All these financial revelations were a wake up, a curse and also a blessing. In Australia, as in the UK, we offer governmental financial aid to people who are actively seeking work. So at the greatly reduced rate I was now subsisting on, I would now be eligible for assistance, and the prize possession of all low income earners – a health care card. This entitles the bearer to receive discounted medicine – which given my health at the moment is a cause for celebration in its own right. I will also be eligible for some discounts on essential bills. These were the blessings, as I had begun to reach a state of mild anxiety which was quickly escalating to panic when I thought about the lead up to Christmas. The curse is that I didn’t discover I was eligible for assistance six weeks ago. Then I could have transferred straight from my carers allowance without needing to fill out the necessary “paperwork” – which is in fact no longer on paper but on-line.

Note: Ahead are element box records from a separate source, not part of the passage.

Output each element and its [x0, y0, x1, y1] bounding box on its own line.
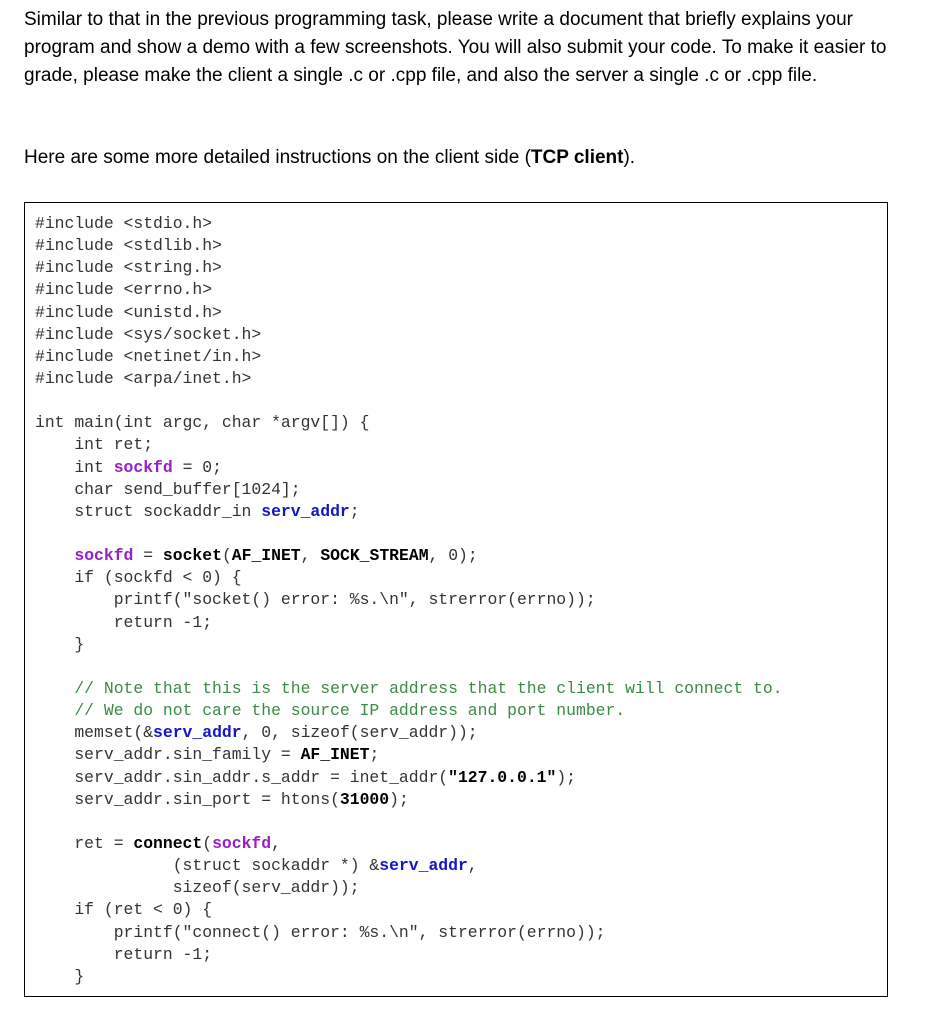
code-token: int [35, 457, 114, 477]
code-line [35, 257, 783, 279]
code-token: int ret; [35, 435, 154, 455]
code-token: ( [221, 546, 232, 566]
code-line [35, 634, 783, 656]
code-line [35, 213, 783, 235]
intro-paragraph: Similar to that in the previous programming task, please write a document that briefly explains your program and show a demo with a few screenshots. You will also submit your code. To make it easier to grade, please make the client a single .c or .cpp file, and also the server a single .c or .cpp file. [24, 9, 887, 86]
code-line [35, 678, 783, 700]
code-line [35, 789, 783, 811]
code-line [35, 922, 783, 944]
code-line [35, 390, 783, 412]
code-token: , 0); [428, 546, 478, 566]
code-token: = [133, 546, 163, 566]
code-token: ); [389, 789, 409, 809]
code-token: sockfd [74, 546, 134, 566]
instructions-prefix: Here are some more detailed instructions on the client side ( [24, 147, 531, 168]
code-token: serv_addr.sin_port = htons( [35, 789, 340, 809]
code-token: #include <arpa/inet.h> [35, 368, 252, 388]
code-token: #include <netinet/in.h> [35, 346, 262, 366]
code-listing-box [24, 202, 888, 997]
code-line [35, 302, 783, 324]
code-line [35, 457, 783, 479]
code-token: "127.0.0.1" [448, 767, 557, 787]
code-token: sockfd [113, 457, 173, 477]
code-token: ( [202, 833, 213, 853]
code-token: if (ret < 0) { [35, 900, 213, 920]
code-line [35, 744, 783, 766]
code-token: } [35, 634, 85, 654]
code-line [35, 811, 783, 833]
code-line [35, 324, 783, 346]
code-token: #include <stdlib.h> [35, 236, 222, 256]
code-token: // We do not care the source IP address and port number. [35, 701, 626, 721]
code-line [35, 767, 783, 789]
code-token [35, 546, 74, 565]
code-token: char send_buffer[1024]; [35, 479, 301, 499]
code-token: memset(& [35, 723, 154, 743]
code-token: = 0; [172, 457, 222, 477]
code-line [35, 833, 783, 855]
code-token: serv_addr.sin_family = [35, 745, 301, 765]
tcp-client-label: TCP client [530, 147, 624, 168]
code-token: printf("connect() error: %s.\n", strerror(errno)); [35, 922, 606, 942]
code-token: ); [556, 767, 577, 787]
code-line [35, 545, 783, 567]
code-token: #include <unistd.h> [35, 302, 222, 322]
code-token: #include <stdio.h> [35, 214, 213, 233]
code-line [35, 523, 783, 545]
code-line [35, 877, 783, 899]
code-token: 31000 [339, 789, 390, 809]
code-token: serv_addr [261, 501, 350, 521]
code-token: serv_addr.sin_addr.s_addr = inet_addr( [35, 767, 449, 787]
code-line [35, 346, 783, 368]
code-line [35, 899, 783, 921]
code-token: return -1; [35, 612, 213, 632]
code-line [35, 479, 783, 501]
code-line [35, 656, 783, 678]
code-token: , [467, 856, 478, 876]
code-token: SOCK_STREAM [320, 546, 429, 566]
code-token: printf("socket() error: %s.\n", strerror(errno)); [35, 590, 596, 610]
code-token: struct sockaddr_in [35, 501, 262, 521]
code-token: , [271, 833, 281, 853]
code-token: ; [369, 745, 380, 765]
code-token: #include <sys/socket.h> [35, 324, 262, 344]
code-line [35, 368, 783, 390]
code-token: ; [349, 501, 360, 521]
code-token: AF_INET [300, 745, 370, 765]
code-token: if (sockfd < 0) { [35, 568, 242, 588]
code-token: } [35, 966, 85, 986]
code-token: (struct sockaddr *) & [35, 856, 380, 876]
code-token: , [300, 546, 321, 566]
code-line [35, 966, 783, 988]
code-token: serv_addr [379, 856, 468, 876]
code-line [35, 501, 783, 523]
code-token: ret = [35, 833, 134, 853]
code-token: sockfd [212, 833, 272, 853]
code-token: return -1; [35, 944, 213, 964]
code-line [35, 235, 783, 257]
code-line [35, 412, 783, 434]
instructions-suffix: ). [623, 147, 636, 168]
code-line [35, 612, 783, 634]
code-listing [35, 213, 783, 988]
code-token: int main(int argc, char *argv[]) { [35, 413, 370, 433]
code-token: // Note that this is the server address that the client will connect to. [35, 678, 783, 698]
code-line [35, 722, 783, 744]
code-line [35, 589, 783, 611]
code-line [35, 279, 783, 301]
code-line [35, 700, 783, 722]
code-token: AF_INET [231, 546, 301, 566]
client-instructions-paragraph [24, 144, 904, 172]
code-line [35, 855, 783, 877]
code-line [35, 567, 783, 589]
code-token: , 0, sizeof(serv_addr)); [241, 723, 478, 743]
code-token: connect [133, 833, 203, 853]
code-token: #include <string.h> [35, 258, 222, 278]
code-line [35, 944, 783, 966]
code-token: #include <errno.h> [35, 280, 213, 300]
code-token: sizeof(serv_addr)); [35, 878, 360, 898]
code-line [35, 434, 783, 456]
code-token: serv_addr [153, 723, 242, 743]
code-token: socket [162, 546, 222, 566]
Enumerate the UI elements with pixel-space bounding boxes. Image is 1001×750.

Seated in the relative comfort of the revised version of a Centrelink office (which under the previous government resembled an penal institution and now resembles an airport lounge), I set about cross linking government accounts, revitalising old passwords and answering questions that seemed to bear little resemblance to the realities of my current situation. The basics were there – Name, address, phone number, ability to actively seek work. But the devil, as always, was in the detail. When did I commence work? While I thought “about six weeks ago” was vague, the computer demanded actual dates. Reassured by a helpful staff member that a guess would do – “…it’s just to get you started, when you have your interview you can fix it up”, I typed in the magic numbers and was given access to the next round of questions. “When did you last work?” ‘Umm – still working – I’m on a contract’. “Yesterday,” suggested the woman standing beside me. “Just put yesterday”. And so it went on, until my fear of a parking ticket, rather than my impatience with the procedure made me save and log out, to complete the paperwork tomorrow. Not overly difficult, just tedious.

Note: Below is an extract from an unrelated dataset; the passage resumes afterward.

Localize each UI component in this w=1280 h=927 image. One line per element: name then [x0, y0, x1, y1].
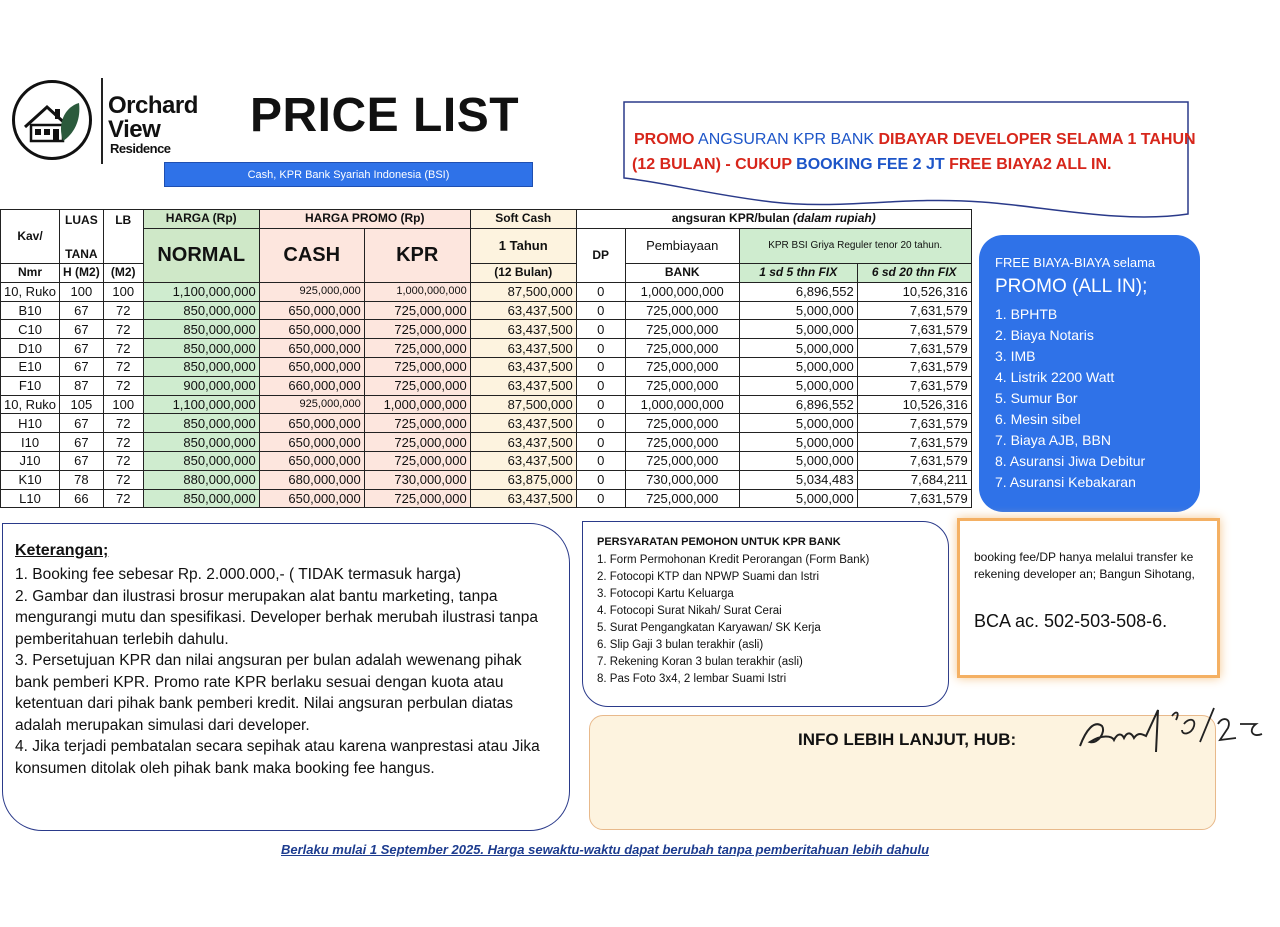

There was however, one moment of that whole process that really gave me pause, well, two, actually. The easiest part inquired about my previous partner, a person with whom I’ve had no contact for three years. I gave his name, his date of birth and wrote, with some trepidation, unsure of how the machine would respond, that his address was “unknown”.  But the catalyst for this particular  inquiry was an old nemesis, the word that seared me the last time I filled out these forms, one that continues to leave its dark marks on my psyche – my ‘marital status’…

‘Separated’

“I regard myself as single”, I explained to another helpful staff member, a nice young man this time, who answered my questions with nary a hint of an eyeroll. Very professional. “Single”. I said. “I regard myself as single. I’ve been separated from this man for over three years, yet on your records I am forever locked in partnership with him. A man whose address I no longer know nor care to know. Even if I live for another twenty years in a solitary state, I will still, on your records, be ‘separated’ “. He smiled sympathetically at my impassioned description of this tattoo I can never erase. He too had a problem with it, he said, but the government legislation – moored, presumably, in archaic ways of description, did not have a category for “single”. There was only “never married”.

I thought again for a moment, spurred on perhaps by something in his expression, of the meagreness of this description. Thought too of the  “debate” we are currently having in this country over same sex marriage, of the ethical “Poly’s” I’m currently chatting with on the internet, of a whole world of possibility which has opened up for me through a grieving process.

Then I smiled politely, thanked him, picked up my keys and wallet, and went home.